Chet Zych, associate director and certification officer at the Council on Teacher Education, is a UI “lifer.” With the exception of two years in the Army and three years in Chicago, Zych (pronounced Zitch) has worked on campus virtually all of his life. He started as an 8-year-old strawberry picker on the South Farms in 1954, and after working a few more summers there during his teens (his father was a UI professor of horticulture), he spent two summers working for the Illinois Natural History Survey. He also worked in food service at the Illini Union, and then as a records officer first in the Office of Admissions and Records and then in the College of Liberal Arts and Sciences. He managed a bookstore in Chicago before returning to the university in 1981 as a records officer I for the council and has “been here ever since,” he says.
A graduate of University High School and the UI, Zych holds a bachelor’s degree in Spanish with a Latin American studies minor.
What is the Council on Teacher Education?
Each campus has a Council on Teacher Education office – it’s in the statutes for the university. We have 32 teacher education programs on this campus right now, and they’re scattered across six colleges and two schools. Most people think that everything is in the College of Education, but that’s not the case.
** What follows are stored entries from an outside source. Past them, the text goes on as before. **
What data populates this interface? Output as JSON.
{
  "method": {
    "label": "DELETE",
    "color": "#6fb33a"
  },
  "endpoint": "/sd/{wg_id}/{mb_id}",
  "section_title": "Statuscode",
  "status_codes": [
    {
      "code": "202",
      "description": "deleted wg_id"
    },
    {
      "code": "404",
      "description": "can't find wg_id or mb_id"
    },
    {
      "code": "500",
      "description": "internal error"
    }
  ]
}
We’re a campuswide body even though we’re semi-housed with the College of Education.
What does the council do?
The council has purview over all of the teacher education programs on campus; the council itself is composed of the deans of the colleges that offer preschool through 12th-grade certification programs.
The main thing we do is serve as liaison with the Illinois State Board of Education to ensure that the university’s programs are in compliance with all the state’s rules and regulations for teacher certification. We also process all the applications for certification for all of our candidates.
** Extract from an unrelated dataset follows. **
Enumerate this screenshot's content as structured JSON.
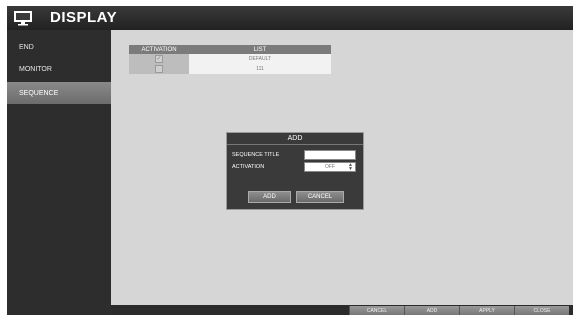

You’re the certification officer for the Urbana campus. What does that mean?
The Illinois State Board of Education requires that every campus that offers teacher preparation programs designates someone as a certification officer.
As certification officer, I’m responsible for making sure that every student who we recommend for certification has, in fact, met all of the requirements of the program that the state approved for certification.
I also have to monitor everything that’s going on in Springfield. That entails informing faculty members about what new legislation means for us, and how we need to revise our programs to comply.
Our standard line around here is, ‘Certification requirements are subject to change without notice,’ because you never know what the Legislature is going to do.
So, you’ve seen the files of everyone who’s been certified as a teacher here since 1981?
Yes. A few years ago, we estimated that I had certified over 10,000 students to become teachers. We do about 500 certifications per year, and that includes school principals, superintendants, school social workers and speech pathologists, among others.
For your first job with the university, how much did you get paid picking strawberries?
It was something like 5 cents a quart. We started out getting paid by the quart, but eventually I got to be too fast, so I was put on an hourly wage. Back then, in order to pick strawberries, you had to sign a card that said you never had been and never would be a member of the Communist Party.
Really? Why?
It was during the Cold War, and McCarthyism still cast a shadow. I thought that was really interesting, at 8 years old, having to sign a loyalty card for something as innocuous as picking strawberries.
What do you like to do off the job?
I read a lot. I’ve always had a tremendous passion for books, which explains my stint as a bookstore manager. I’m a political junkie who’s glued to CNN. I also enjoy live theater and movies.
My granddaughter is about to turn 9 months old, so that’s a new and wonderful element in my life.